While working with batch insertion in jOOQ (v3.14.4) I noticed some inconsistency when looking into PostgreSQL (v12.6) logs.
When doing context.batch(<query>).bind(<1st record>).bind(<2nd record>)...bind(<nth record>).execute()
the logs show that the records are actually inserted one by one instead of all in one go.
While doing context.insert(<fields>).values(<1st record>).values(<2nd record>)...values(<nth record>)
actually inserts everything in one go judging by the postgres logs.
Is it a bug in the jOOQ itself or was I using the batch(...)
functionality incorrectly?
Here are 2 code snippets that are supposed to do the same but in reality, the first one inserts records one by one while the second one actually does the batch insertion.
public void batchInsertEdges(List<EdgesRecord> edges) {
Query batchQuery = context.insertInto(Edges.EDGES,
Edges.EDGES.SOURCE_ID, Edges.EDGES.TARGET_ID, Edges.EDGES.CALL_SITES,
Edges.EDGES.METADATA)
.values((Long) null, (Long) null, (CallSiteRecord[]) null, (JSONB) null)
.onConflictOnConstraint(Keys.UNIQUE_SOURCE_TARGET).doUpdate()
.set(Edges.EDGES.CALL_SITES, Edges.EDGES.as("excluded").CALL_SITES)

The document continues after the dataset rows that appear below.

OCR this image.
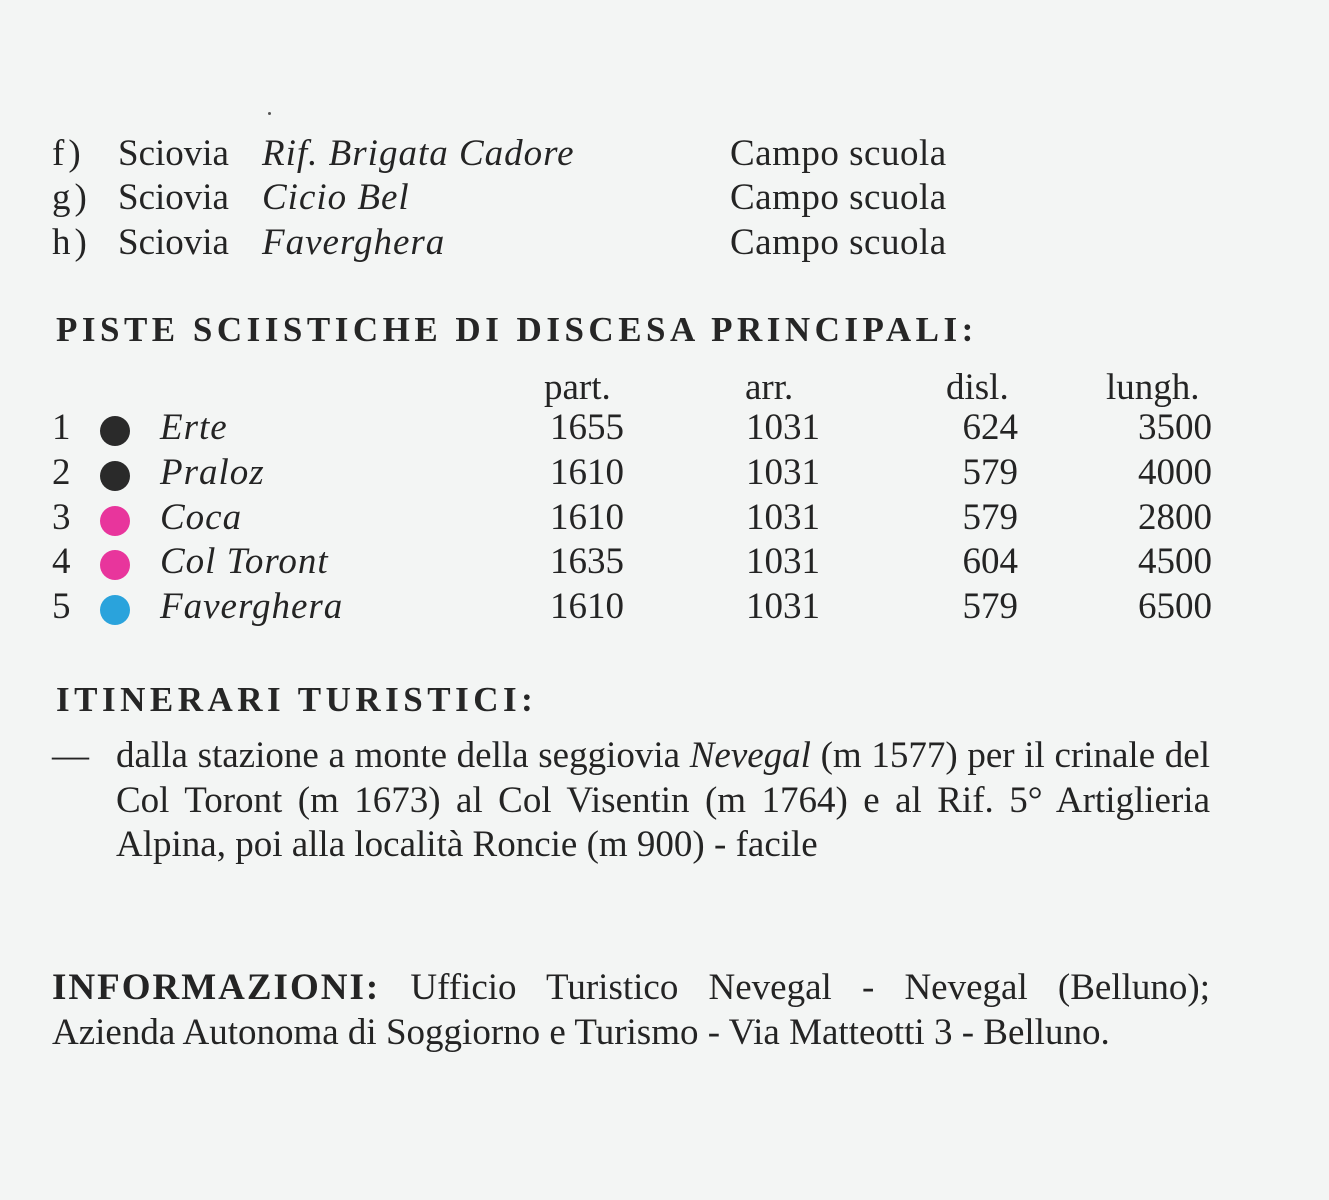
f) Sciovia Rif. Brigata Cadore	Campo scuola
g) Sciovia Cicio Bel	Campo scuola
h) Sciovia Faverghera	Campo scuola
PISTE SCIISTICHE DI DISCESA PRINCIPALI:
part.	arr.	disl.	lungh.
1 Erte	1655	1031	624	3500
2 Praloz	1610	1031	579	4000
3 Coca	1610	1031	579	2800
4 Col Toront	1635	1031	604	4500
5 Faverghera	1610	1031	579	6500
ITINERARI TURISTICI:
— dalla stazione a monte della seggiovia Nevegal (m 1577) per il crinale del Col Toront (m 1673) al Col Visentin (m 1764) e al Rif. 5° Artiglieria Alpina, poi alla località Roncie (m 900) - facile
INFORMAZIONI: Ufficio Turistico Nevegal - Nevegal (Belluno); Azienda Autonoma di Soggiorno e Turismo - Via Matteotti 3 - Belluno.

.set(Edges.EDGES.METADATA, field("coalesce(edges.metadata, '{}'::jsonb) || excluded.metadata", JSONB.class));
var batchBind = context.batch(batchQuery);
for (var edge : edges) {
batchBind = batchBind.bind(edge.getSourceId(), edge.getTargetId(),
edge.getCallSites(), edge.getMetadata());
}
batchBind.execute();
}
public void batchInsertEdges(List<EdgesRecord> edges) {
var insert = context.insertInto(Edges.EDGES,
Edges.EDGES.SOURCE_ID, Edges.EDGES.TARGET_ID, Edges.EDGES.CALL_SITES, Edges.EDGES.METADATA);
for (var edge : edges) {
insert = insert.values(edge.getSourceId(), edge.getTargetId(), edge.getCallSites(), edge.getMetadata());
}
insert.onConflictOnConstraint(Keys.UNIQUE_SOURCE_TARGET).doUpdate()
.set(Edges.EDGES.CALL_SITES, Edges.EDGES.as("excluded").CALL_SITES)
.set(Edges.EDGES.METADATA, field("coalesce(edges.metadata, '{}'::jsonb) || excluded.metadata", JSONB.class))
.execute();
}
I would appreciate some help to figure out why the first code snippet does not work as intended and second one does. Thank you!
There's a difference between "batch processing" (as in JDBC batch) and "bulk processing" (as in what many RDBMS call "bulk updates").
This page of the manual about data import explains the difference.
- Bulk size: The number of rows that are sent to the server in one SQL statement.
- Batch size: The number of statements that are sent to the server in one JDBC statement batch.
These are fundamentally different things. Both help improve performance. Bulk data processing does so by helping the RDBMS optimise resource allocation algorithms as it knows it is about to insert 10 records. Batch data processing does so by reducing the number of round trips between client and server. Whether either approach has a big impact on any given RDBMS is obviously vendor specific.
In other words, both of your approaches work as intended.